La beata Emiliana Bicchiere era superiora de las Terciarias Dominicas en Vercelli, una ciudad de Italia. Un día, no pudo asistir a misa, por hacer una obra de caridad: tuvo que quedarse a cuidar a una religiosa enferma. Cuando terminó la misa, fue reemplazada en el cuidado de la enferma, y se dirigió a la capilla, a rezar frente al sagrario. Delante del sagrario, le suplicaba a Jesús que, ya que no había podido recibirlo personalmente en la comunión, al menos se hiciera presente espiritualmente. Jesús, que la estaba escuchando, respondió a su pedido: mandó a un ángel, el cual se apareció, abrió la puerta del sagrario, tomó el copón, y le dio la comunión a la beata Emiliana. Habían varias religiosas en ese momento en la capilla, que pudieron comprobar el milagro.

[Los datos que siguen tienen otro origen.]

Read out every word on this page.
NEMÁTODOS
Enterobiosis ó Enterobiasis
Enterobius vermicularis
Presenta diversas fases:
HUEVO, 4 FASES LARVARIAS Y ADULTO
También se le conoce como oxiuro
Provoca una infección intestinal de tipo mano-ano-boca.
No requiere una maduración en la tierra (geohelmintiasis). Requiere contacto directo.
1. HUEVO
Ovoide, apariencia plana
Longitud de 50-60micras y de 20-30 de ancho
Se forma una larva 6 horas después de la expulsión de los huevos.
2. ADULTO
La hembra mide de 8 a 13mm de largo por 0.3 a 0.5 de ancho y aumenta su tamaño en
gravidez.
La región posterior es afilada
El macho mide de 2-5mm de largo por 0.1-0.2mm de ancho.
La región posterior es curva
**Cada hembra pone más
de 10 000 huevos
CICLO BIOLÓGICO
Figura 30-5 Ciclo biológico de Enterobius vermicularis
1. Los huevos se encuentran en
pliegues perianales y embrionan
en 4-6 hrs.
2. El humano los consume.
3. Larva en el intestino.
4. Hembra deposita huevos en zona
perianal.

¿Qué nos enseña este milagro? Por un lado, que Jesús aprecia una de las obras de misericordia más grandes que puede haber, que es la de asistir a un prójimo enfermo, porque ese prójimo es imagen de Cristo. El que asiste a un prójimo, asiste a una imagen de Cristo, y Cristo recompensa esa caridad, y la recompensa es su misma Presencia en la Eucaristía. ¿Cuál fue la recompensa que Jesús le dio a la beata? El enviar un ángel para que le diera la comunión, y esto significa que la recompensa fue entrar Él mismo en Persona en el alma de la beata, por medio de la comunión. Esa es la recompensa más grande: la Presencia de Jesús por la comunión.
Nosotros, sin haber hecho grandes cosas, tenemos la Presencia de Jesús en nuestras almas por la comunión, y es por eso que debemos retribuir su amor con amor, y mostrarlo con las obras de misericordia, entre ellas, la ayuda al prójimo más necesitado.
[1] Cfr. Félix Alegría, La Hostia Consagrada. Milagros eucarísticos, Editorial Difusión, Buenos Aires 1982, 115.